Mi accoglie dicendomi “Ora sembri quasi un adulto!”, riprendendo come l’avessimo lasciato in sospeso da qualche minuto il discorso sviscerato su un vagone della linea F della metropolitana di New York, fra Park Slope e Manhattan, dodici anni fa, il 9 agosto del 2000, nel periodo in cui entrambi compivamo trent’anni e ci pareva una soglia inimmaginabile, l’arrivo di un’età adulta che non sembrava appartenerci. Io li compivo quel giorno e lui, nato pochi mesi prima di me, scherzava a darmi consigli da vecchio saggio. Con un colpo di tosse chiede per un attimo l’attenzione delle molteplici creatività al lavoro con lui, in questo vivace open space nell’epicentro del quartiere messicano di San Francisco, per presentarmi art director e consulenti didattici, redattori, editor, assistenti, stagisti, insegnanti. All’unisono vedo una quindicina di cuffiette sfilarsi da una quindicina di orecchie e una trentina di occhi convergere verso il centro della stanza. “Vi presento un mio amico che ci viene a trovare addirittura dall’Italia, dove qualche anno prima di noi ha fondato una casa editrice che ci assomiglia: abbiamo autori in comune, gusti in comune, idee simili”. Ogni scrivania qui rappresenta un diverso spicchio dell’ombrello che va sotto il nome di McSweeneys, ma che include testate e iniziative come The Believer, Lucky Peach, Wholphin, 826 Valencia, Scholar Match, Grantland, Voice of Witness. “Il vantaggio di essere un’associazione senza scopo di lucro è che puoi allargarti a dismisura, creare nuove attività ogni volta che ti viene un’idea, e accogliere nuove persone con le loro idee ulteriori”.
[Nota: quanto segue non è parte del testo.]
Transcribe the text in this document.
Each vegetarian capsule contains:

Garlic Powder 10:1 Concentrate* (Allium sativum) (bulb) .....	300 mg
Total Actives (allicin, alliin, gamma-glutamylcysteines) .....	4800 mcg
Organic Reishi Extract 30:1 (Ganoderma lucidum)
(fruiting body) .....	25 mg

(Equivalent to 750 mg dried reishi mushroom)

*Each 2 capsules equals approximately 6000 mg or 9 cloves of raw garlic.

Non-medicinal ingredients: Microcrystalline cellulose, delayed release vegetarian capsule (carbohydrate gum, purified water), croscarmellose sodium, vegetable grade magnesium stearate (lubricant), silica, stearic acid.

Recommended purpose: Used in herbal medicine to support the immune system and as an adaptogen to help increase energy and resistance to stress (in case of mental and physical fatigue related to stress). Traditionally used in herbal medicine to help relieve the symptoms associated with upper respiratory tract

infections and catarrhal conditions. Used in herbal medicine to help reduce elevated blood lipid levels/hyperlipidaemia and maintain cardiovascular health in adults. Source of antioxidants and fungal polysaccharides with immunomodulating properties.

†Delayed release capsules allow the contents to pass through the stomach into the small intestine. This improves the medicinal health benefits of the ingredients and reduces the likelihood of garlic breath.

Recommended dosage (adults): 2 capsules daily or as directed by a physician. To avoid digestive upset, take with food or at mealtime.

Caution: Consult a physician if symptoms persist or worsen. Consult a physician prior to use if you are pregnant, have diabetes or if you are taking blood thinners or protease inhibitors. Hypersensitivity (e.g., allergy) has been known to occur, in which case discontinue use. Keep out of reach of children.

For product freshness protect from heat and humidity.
L’ufficio del “capo”, detto l’antro, è una microstanzetta i cui tre quarti sono occupati da un enorme divano bordeaux, liso ad arte, circondato da ogni lato e parzialmente ingombro di libri e pubblicazioni in molte lingue (per lo più edizioni straniere delle opere di Eggers o delle antologie di racconti di McSweeney’s), riviste dal design eccentrico, gadget editoriali e non, corrispondenza non ancora aperta. Tutto in questo ufficio è rivestito da una patina assai familiare a chi conosce i prodotti della vulcanica cricca eggersiana: quella peculiare naïveté vintage che scinde drasticamente il mondo di chi l’apprezza (fino a punte massime di idolatria) dalla restante, forse maggioritaria ma meno interessante, porzione dell’universo che non ne comprende lo spirito.

Negli anni ci siamo incontrati più volte grazie a festival e fiere, e aggiornati reciprocamente via email sulle rispettive vicende, ma la circostanza più radicata nella mia memoria è il giorno in cui gli chiesi di vederlo per scegliere insieme un suo racconto che potesse far parte dell’antologia che stavo mettendo insieme con Martina Testa: Eggers mi propose di raggiungerlo nel suo appartamento di Brooklyn (erano gli anni della fugace parentesi newyorkese fra i due suoi lunghi periodi sulla costa occidentale). Quando bussai alla porta, gli erano appena arrivate le scatole con le copie del suo primo libro da editore: dopo il successo del trimestrale, che aveva squassato la consolidata routine editoriale statunitense donandole un nuovo lessico tanto nella grafica quanto nella scrittura letteraria, McSweeney’s era diventata casa editrice.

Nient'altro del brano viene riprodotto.